Further, unlike AdWords, where there is a single, accurate means of determining the value to the buyer, a fundamental issue with the application of real-time bidding to display advertising is the fact that RTB is still almost entirely used for direct-response marketing. The only data that can truly feed back into any optimization system is clicks, conversations and the like. In a world where search is known to be overrepresented in conversion attribution, and the branding impact of display is not (and possibly cannot be) fully appreciated in an RTB context, the bids submitted will almost never be the “true” values that could be used for display ads.
Contrary to RTB, publishers and their direct sales teams often highlight the branding impact of the ads they sell. Among numerous other reasons, this has led to a higher clearing price. When reselling inventory in ad exchanges, publishers tend to be somewhat disappointed with the clearing prices. Exchanges and supply-side platforms are expected to deliver service and yield to their partners, but are unable to control the amount that DSPs bid. Thus their relative yield advantage must come in the form of yield-management techniques. The DSPs tend to be aware – cascading floors, after all, are trivial to detect. Thus they either redirect their demand or include negative modifiers. This further violates a basic principle of second-price auctions: that participants submit their true value.
Second-price auctions have succumbed to the divergent incentives between supply- and demand-side platforms. DSPs seek to purchase the “best” impressions for the lowest price possible. SSPs prefer these same impressions transact at the highest possible price.
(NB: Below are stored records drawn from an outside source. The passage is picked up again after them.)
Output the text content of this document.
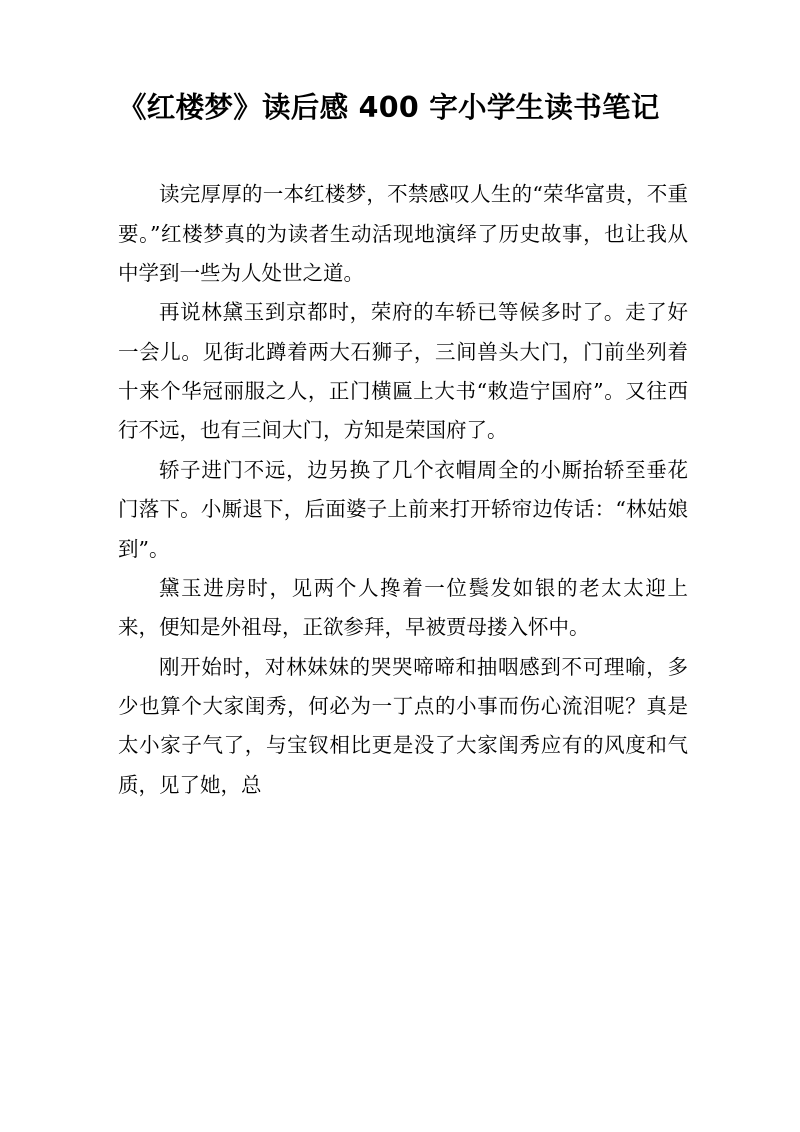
《红楼梦》读后感 400 字小学生读书笔记

读完厚厚的一本红楼梦，不禁感叹人生的“荣华富贵，不重要。”红楼梦真的为读者生动活现地演绎了历史故事，也让我从中学到一些为人处世之道。

再说林黛玉到京都时，荣府的车轿已等候多时了。走了好一会儿。见街北蹲着两大石狮子，三间兽头大门，门前坐列着十来个华冠丽服之人，正门横匾上大书“敕造宁国府”。又往西行不远，也有三间大门，方知是荣国府了。

轿子进门不远，边另换了几个衣帽周全的小厮抬轿至垂花门落下。小厮退下，后面婆子上前来打开轿帘边传话：“林姑娘到”。

黛玉进房时，见两个人搀着一位鬓发如银的老太太迎上来，便知是外祖母，正欲参拜，早被贾母搂入怀中。

刚开始时，对林妹妹的哭哭啼啼和抽咽感到不可理喻，多少也算个大家闺秀，何必为一丁点的小事而伤心流泪呢？真是太小家子气了，与宝钗相比更是没了大家闺秀应有的风度和气质，见了她，总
Because SSPs and exchanges actually control the auction mechanic, do not reveal actual bids for any given auction and are paid more for higher-priced impressions, they are actually acting completely rationally for their position by elevating the price paid beyond the true second price.
In reality, second-price auctions are used by DSPs for price discovery, buyer confidence and value creation, but they are neither accurate nor currently serving their true purpose. Instead, second-price auctions undervalue banner inventory and lead to the unfortunate practices discussed above.
The solution is twofold. First, move to a first-price auction. Buyers should bid what impressions are truly worth to them, explicitly subtracting their margin. Over the millions of transacted impressions, deviations from statistical expectations will decline to nearly zero. Unexpected profits deriving from low bid-density impressions will be lost, but in its place DSPs will bid in an honest and predictable environment that would promote liquidity and actually incentivize publishers to make higher-quality inventory available. Indeed, under many circumstances, first-price auctions are shown to promote the same or greater honesty in bidding than second-price auctions.
To the question of price discovery, we recommend a system of full price transparency, whereby each bidder receives the clearing price for every impression (though not the identity of the winner). This allows accurate forecasting and incentivizes a more traditional English (ascending) auction for high-quality impressions. We understand that these are significant deviations from the norm in online advertising, but over the long run, they stand to significantly improve the value that all parties receive from real-time bidding.